La casa delle estati lontane. Israele, 1995. La pace è finalmente tangibile. Nella piccola città di Atlit, Cali ritrova le sue due sorelle, Darel e Asia, per vendere la casa ereditata dai genitori. Tra momenti di complicità e incontenibili risate, riaffiorano i dubbi e gli antichi dissapori, ma appaiono anche strani convitati che seminano un’allegra confusione. Il 4 novembre il processo di pace viene annientato, ma le tre sorelle rifiutano di abbandonare la speranza.
LA CASA DELLE ESTATI LONTANE racconta la storia di tre sorelle che si ritrovano in occasione della vendita dell’eredità di famiglia: una casa in Israele…
Il punto di partenza di LA CASA DELLE ESTATI LONTANE è l’idea che la pace può avere inizio solo quando si conosce e si occupa il posto giusto. Avere dei fratelli o delle sorelle è una ricchezza: può essere un’esperienza divertente e leggera, ma può anche capitare di vivere atti di violenza e di sentirsi feriti. A volte è una guerra, una guerra di luoghi. Tra fratelli o sorelle si è costretti a condividere, ma i primi conflitti iniziano con la frase: «È mio!». Un’eredità solleva una serie di quesiti sul concetto di spazio perché probabilmente è l’ultima cosa che si divide. Quando si arriva a contemplare anche l’idea del “è nostro” e del “è tuo”, la pace diventa possibile. E poi tutto è animato dai nostri demoni personali ai quali forse accordiamo un posto eccessivo.
Il fatto che il paese sia Israele amplifica la problematica del concetto di spazio…
Il concetto di spazio non è semplice in alcun luogo, ma effettivamente in Israele assume le dimensioni di un labirinto infinito e irto di spine. La mia generazione è cresciuta con un mito: «Prima non c’era niente. Abbiamo costruito un paese, quindi adesso noi qui siamo a casa nostra, nel posto che ci spetta…». Solo che il popolo palestinese reclama quella stessa terra che da allora non è altro che un teatro di guerra.
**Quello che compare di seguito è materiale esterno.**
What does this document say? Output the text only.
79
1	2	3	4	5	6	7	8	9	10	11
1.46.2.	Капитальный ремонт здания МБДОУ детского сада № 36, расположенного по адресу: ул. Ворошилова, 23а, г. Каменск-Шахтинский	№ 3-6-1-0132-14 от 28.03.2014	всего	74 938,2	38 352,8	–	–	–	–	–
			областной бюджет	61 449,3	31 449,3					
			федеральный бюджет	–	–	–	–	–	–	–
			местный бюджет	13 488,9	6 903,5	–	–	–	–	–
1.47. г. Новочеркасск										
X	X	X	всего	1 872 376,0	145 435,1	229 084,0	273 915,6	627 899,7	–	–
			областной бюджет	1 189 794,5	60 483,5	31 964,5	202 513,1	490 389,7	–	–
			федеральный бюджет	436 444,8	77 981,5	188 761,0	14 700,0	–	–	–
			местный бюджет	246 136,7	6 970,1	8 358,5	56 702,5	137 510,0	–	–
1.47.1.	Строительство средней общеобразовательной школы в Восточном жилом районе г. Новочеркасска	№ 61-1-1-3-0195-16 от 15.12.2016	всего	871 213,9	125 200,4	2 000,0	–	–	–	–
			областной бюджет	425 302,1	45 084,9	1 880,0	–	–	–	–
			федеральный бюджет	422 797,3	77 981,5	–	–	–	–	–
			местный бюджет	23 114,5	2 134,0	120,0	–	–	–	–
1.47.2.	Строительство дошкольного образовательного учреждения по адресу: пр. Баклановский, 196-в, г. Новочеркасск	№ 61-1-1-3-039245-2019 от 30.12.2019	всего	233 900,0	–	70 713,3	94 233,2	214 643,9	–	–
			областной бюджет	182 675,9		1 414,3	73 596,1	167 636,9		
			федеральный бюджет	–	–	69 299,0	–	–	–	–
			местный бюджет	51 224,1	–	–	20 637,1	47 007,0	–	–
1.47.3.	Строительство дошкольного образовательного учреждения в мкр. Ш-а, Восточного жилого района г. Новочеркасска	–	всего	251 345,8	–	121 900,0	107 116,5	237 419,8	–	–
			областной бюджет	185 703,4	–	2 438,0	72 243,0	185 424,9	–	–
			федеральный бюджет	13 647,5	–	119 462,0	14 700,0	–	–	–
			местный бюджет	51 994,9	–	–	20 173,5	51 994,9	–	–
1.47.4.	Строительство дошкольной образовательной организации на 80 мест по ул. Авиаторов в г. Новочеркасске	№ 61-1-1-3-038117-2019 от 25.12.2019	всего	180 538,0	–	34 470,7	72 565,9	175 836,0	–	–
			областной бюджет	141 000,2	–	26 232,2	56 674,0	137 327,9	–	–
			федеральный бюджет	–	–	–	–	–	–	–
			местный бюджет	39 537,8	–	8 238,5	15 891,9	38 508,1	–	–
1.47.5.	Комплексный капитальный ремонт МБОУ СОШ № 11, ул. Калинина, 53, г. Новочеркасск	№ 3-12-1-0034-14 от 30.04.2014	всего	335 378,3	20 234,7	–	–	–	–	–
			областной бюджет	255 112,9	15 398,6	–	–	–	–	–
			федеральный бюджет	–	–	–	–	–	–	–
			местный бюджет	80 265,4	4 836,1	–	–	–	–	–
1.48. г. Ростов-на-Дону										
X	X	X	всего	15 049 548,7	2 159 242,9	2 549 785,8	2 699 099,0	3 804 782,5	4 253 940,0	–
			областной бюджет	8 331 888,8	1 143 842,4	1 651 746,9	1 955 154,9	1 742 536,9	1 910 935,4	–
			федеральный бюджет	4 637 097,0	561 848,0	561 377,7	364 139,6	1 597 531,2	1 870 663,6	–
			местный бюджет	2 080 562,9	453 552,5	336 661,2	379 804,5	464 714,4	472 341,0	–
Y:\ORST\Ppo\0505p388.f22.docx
Senza entrare nei dettagli storici o nelle prese di posizione politiche, ho voglia di dire che per la mia pace personale, ho bisogno che anche l’altro abbia il suo giusto spazio e luogo. Ho scelto un momento nella storia di Israele in cui il paese era a due centimetri dalla pace. Tre sorelle che si prendono per i capelli mentre il paese parla di pace. E poi, tre sorelle che si ritrovano mentre il paese perde la speranza.
Scegliendo di ambientare il racconto in un interno, la storia politica assume ancora più importanza poiché siamo portati a leggere la storia di questa famiglia come metafora di questa. La storia delle tre sorelle, del loro rispettivo posto, dei loro conflitti, possono effettivamente estendersi e portarci a parlare di Israele e della Palestina. Ogni nazione ha bisogno di avere un suo territorio delimitato da confini chiari e precisi. Anche all’interno di una famiglia bisogna sapere porre dei limiti. Lo spazio chiuso mi interessava anche perché avevo voglia di raccontare l’incontro a distanza di anni di queste tre sorelle in un luogo e un tempo unici senza che si sappia troppo delle loro vite. Quello che avviene in quella decina di giorni avviene soltanto lì.